Las cuatro reliquias estaban ocultas en su cueva subterránea, junto con numerosos tesoros mágicos de menor calibre. Había excavado esta cueva recientemente mientras volvía a esculpir su estropeada guarida. Las paredes de la sección situada en la zona más profunda estaban llenas de marcas dejadas por los violentos estallidos de las docenas de dracs moribundos que quedaron atrapados allí cuando Majere y sus compañeros hicieron desplomarse la guarida. Durante la reparación, el dragón había añadido nuevas salas, para dar cabida a los nuevos dracs que estaba creando, y, lo que era más importante, a Kitiara.

Su antigua compañera aprobaría ese refugio, decidió, al tiempo que hundía la garra herida en la arena y fijaba la mirada en la interminable superficie blanca, interrumpida sólo por los pocos cactos que había permitido que crecieran allí. «Ella lo aprobará —se dijo—, y juntos haremos...»

Una sombra se proyectó sobre la arena, tapando momentáneamente el sol. Khellendros dejó de pensar en Kitiara y alzó los ojos para saludar la llegada de Ciclón, su lugarteniente. El dragón más pequeño se deslizó hasta aterrizar a unos doce metros de su señor supremo, olfateó el aire para localizar la posición exacta de Tormenta, y luego avanzó despacio.

—Deseabas mi ayuda —siseó Ciclón. El macho Azul de menor tamaño bajó la testa hasta el suelo en señal de respeto.

Khellendros clavó la mirada en los ojos de su lugarteniente, ciegos a causa de un combate con Dhamon Fierolobo, y aguardó varios segundos antes de responder.

—Sígueme, Ciclón.
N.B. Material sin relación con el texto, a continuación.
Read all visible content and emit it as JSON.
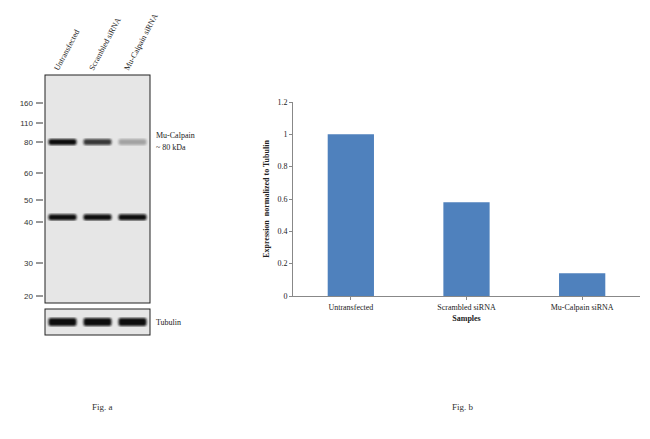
{
  "chart_data": {
    "type": "bar",
    "categories": [
      "Untransfected",
      "Scrambled siRNA",
      "Mu-Calpain siRNA"
    ],
    "values": [
      1.0,
      0.58,
      0.14
    ],
    "color": "#4f81bd",
    "x_label": "Samples",
    "y_label": "Expression  normalized to Tubulin",
    "ylim": [
      0,
      1.2
    ],
    "yticks": [
      0,
      0.2,
      0.4,
      0.6,
      0.8,
      1,
      1.2
    ],
    "grid": false
  },
  "blot": {
    "lanes": [
      "Untransfected",
      "Scrambled siRNA",
      "Mu-Calpain siRNA"
    ],
    "ladder": [
      160,
      110,
      80,
      60,
      50,
      40,
      30,
      20
    ],
    "bands": [
      {
        "label": [
          "Mu-Calpain",
          "~ 80 kDa"
        ],
        "kda": 80,
        "intensity": [
          1.0,
          0.8,
          0.3
        ]
      },
      {
        "kda": 42,
        "intensity": [
          1.0,
          1.0,
          1.0
        ]
      }
    ],
    "loading_control": {
      "label": "Tubulin",
      "intensity": [
        1.0,
        1.0,
        1.0
      ]
    }
  },
  "captions": [
    "Fig. a",
    "Fig. b"
  ]
}
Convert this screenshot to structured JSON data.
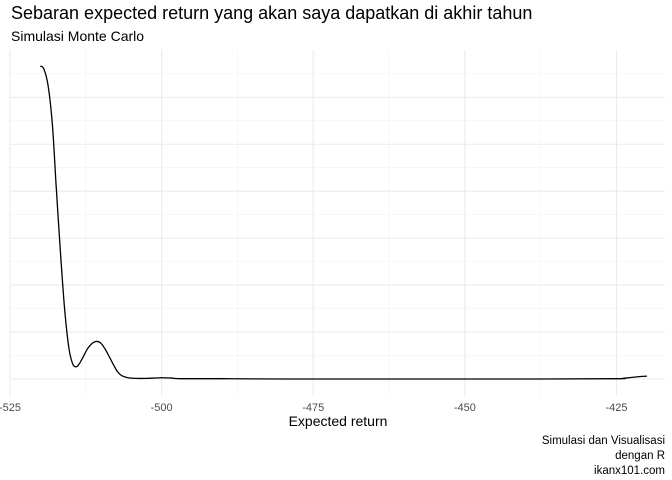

Hablaremos dentro.

Las sombras del cubil del señor supremo engulleron a los inmensos dragones. La enorme sala, apenas lo bastante amplia para dar cabida a ambos, quedaba ligeramente iluminada por la luz que llegaba desde la superficie a través del túnel.

—¡Fisura! —La voz del Azul retumbó en la cueva e hizo que las paredes vibraran. A través de las grietas del techo se filtró una lluvia de arena que espolvoreó los cuatro objetos dispuestos en el centro de la estancia y cubrió al huldre, que estaba contemplando con fijeza los antiguos objetos mágicos. El duende retrocedió unos pasos.